July 28, 2012 Matinee reviewed by Frances Benn Hall
It is with joy that one can cheer Olympia Dukakis’ and Tony Simotes’ version of The Tempest now playing at Shakespeare and Company in Lenox. They have taken risks that could have been disastrous. These included not least the changing of the sex of the leading character, the time in which the events in the play occur moved to the 20th century, and the locale changed to a Mediterranean island. None of this mattered. Instead, for the play, it added only joy and deliverance. Anyone not familiar with Shakespeare’s original version could well have believed that the play was exactly as written and originally played.
As staged in its current version, the magic words are still there, the marvelously limned characters still speak them and the stage is awash with discovery and a strange joy. The setting is simple, the stage relatively bare, one tall bare tree sufficing for many glorious opportunities. Other slight bits were effortlessly risen from the floor or whirled in by the actors. Stage-filling musical numbers whirled in opposing groups with their agenda—demanding changes or plotting to recover territory lost.
In the midst of it all, the innocence of the juvenile love scene between Miranda (Merritt Janson) and Ferdinand (Ryan Winkles) was played with such naivete that one could literally feel behind it the will of Prospera (Olympia Dukakis) hoping it to evolve into the daughter she loved becoming Queen of Naples.
In costuming one delights in that of the anemic Caliban, (Rocco Sisto) his skin washed to baby-like contrast to that of any other on stage. Shakespeare gave him the (at times) the innocence of those marvelous lines, the isle full of noises of which he cried to dream again. Director Tony Simotes gave him the stage location from which to deliver them. Of such moments is a beautiful play made.
Music seemed to wash over the whole play, and the stage again and again was filled with groups of valiant women abetting Prospera or other groups plotting conquest and ruin.
Every actor could, and should be mentioned and praised and is so in this brief hurrah as is praise for those in the theatrical arts contributing to this inspired joyous production. Each could be singled out such as Ariel (Kristin Wold, light as a feather) or Gonzalo (Apollo Dukakis ever ready with sane, calm observation) or Jonathan Epstein as the uproarious Stephano, butler to the King of Naples (Thomas A. Rindge, a deserving loser.) These and more deserve mention.

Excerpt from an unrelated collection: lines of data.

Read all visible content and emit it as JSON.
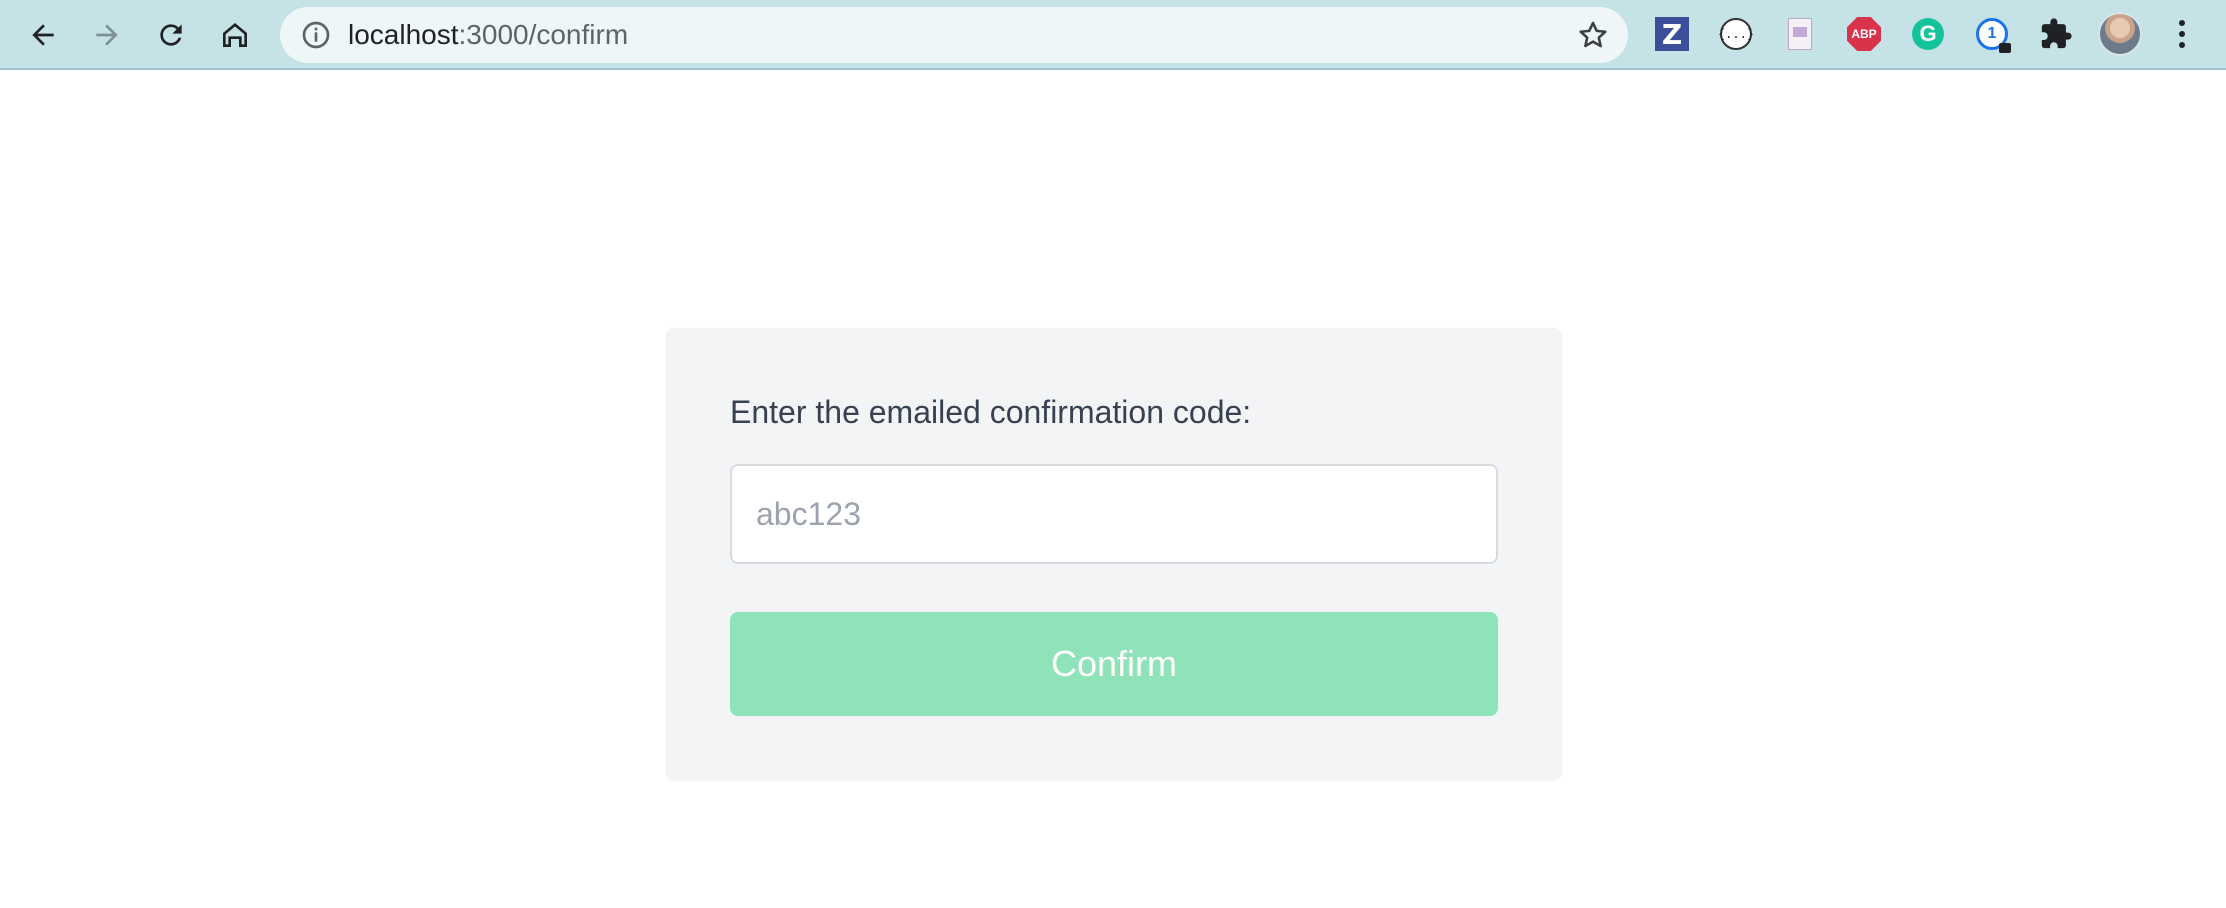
{
  "browser": {
    "url_host": "localhost",
    "url_path": ":3000/confirm",
    "icons": {
      "back": "arrow-left-icon",
      "forward": "arrow-right-icon",
      "reload": "reload-icon",
      "home": "home-icon",
      "info": "info-icon",
      "bookmark": "star-icon",
      "menu": "kebab-menu-icon"
    },
    "extensions": {
      "zotero": "Z",
      "json_viewer": "{...}",
      "adblock": "ABP",
      "grammarly": "G",
      "onepassword": "1"
    }
  },
  "confirm_form": {
    "label": "Enter the emailed confirmation code:",
    "input_value": "",
    "input_placeholder": "abc123",
    "button_label": "Confirm"
  },
  "colors": {
    "toolbar_bg": "#c5e2e6",
    "card_bg": "#f3f4f6",
    "button_bg": "#8ee4b8",
    "label_text": "#374151",
    "placeholder_text": "#9ca3af"
  }
}
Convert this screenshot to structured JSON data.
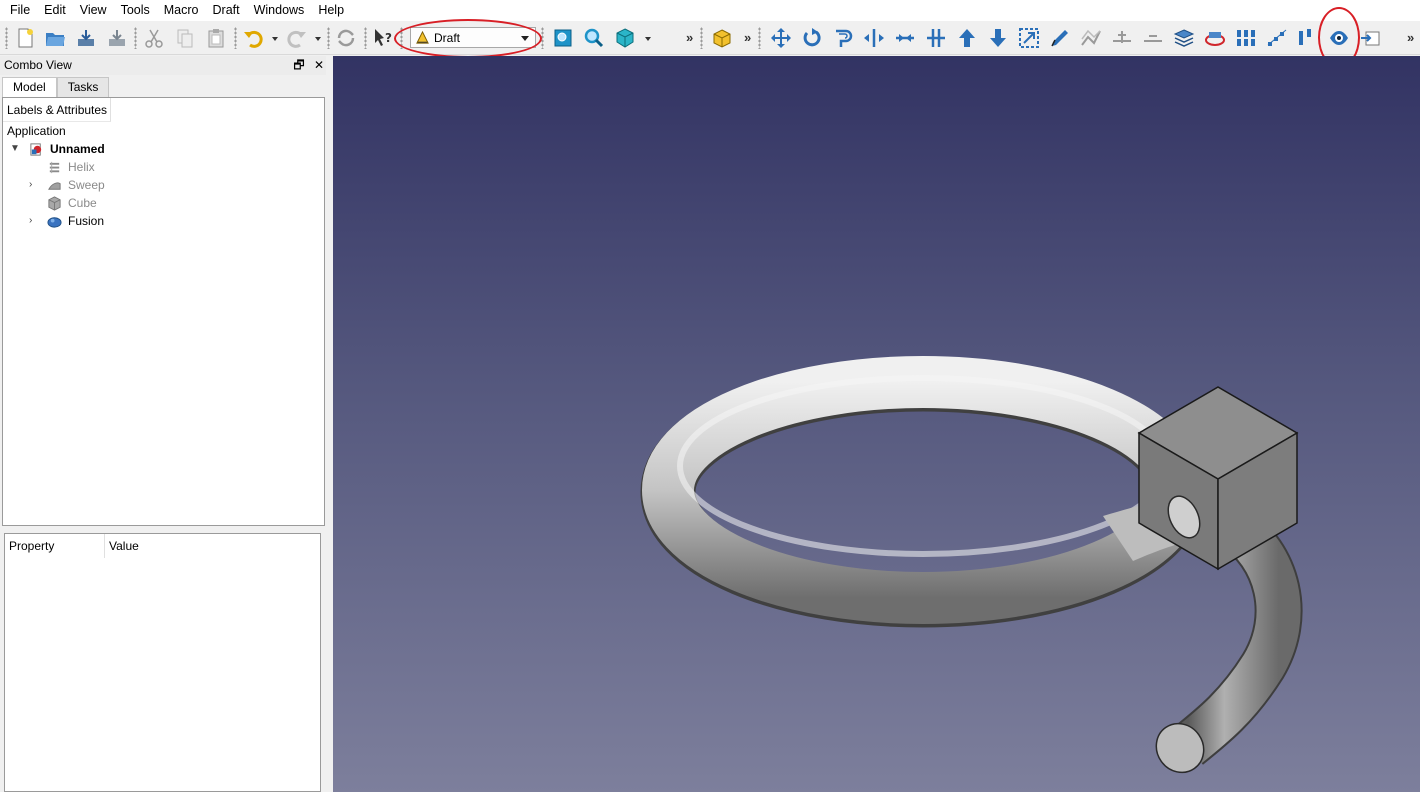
{
  "menu": [
    "File",
    "Edit",
    "View",
    "Tools",
    "Macro",
    "Draft",
    "Windows",
    "Help"
  ],
  "toolbar": {
    "workbench_value": "Draft",
    "more_label": "»"
  },
  "combo": {
    "title": "Combo View",
    "restore_glyph": "🗗",
    "close_glyph": "✕",
    "tabs": [
      "Model",
      "Tasks"
    ],
    "tree_header": "Labels & Attributes",
    "application_label": "Application",
    "document": "Unnamed",
    "items": [
      {
        "label": "Helix",
        "icon": "helix-icon",
        "expandable": false,
        "dim": true
      },
      {
        "label": "Sweep",
        "icon": "sweep-icon",
        "expandable": true,
        "dim": true
      },
      {
        "label": "Cube",
        "icon": "cube-icon",
        "expandable": false,
        "dim": true
      },
      {
        "label": "Fusion",
        "icon": "fusion-icon",
        "expandable": true,
        "dim": false
      }
    ]
  },
  "properties": {
    "col_property": "Property",
    "col_value": "Value"
  },
  "colors": {
    "viewport_top": "#323363",
    "viewport_bottom": "#7d7f9c",
    "highlight_circle": "#d81f26"
  }
}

As for Olympia Dukakis, she knew what she wanted the play to say and saw that the play and her lines said it with controlled intensity. Her mother love in which she told her daughter of her previous life vibrated through the play in all the scenes that followed. Musing on the play as he drove me home, my son remarked, “And to think that when it was played in Shakespeare’s day, if the character had been changed to Prospera, it would have been played by a man.” And that boggles the mind. Rejoice that in the current production we have Olivia Dukakis playing it.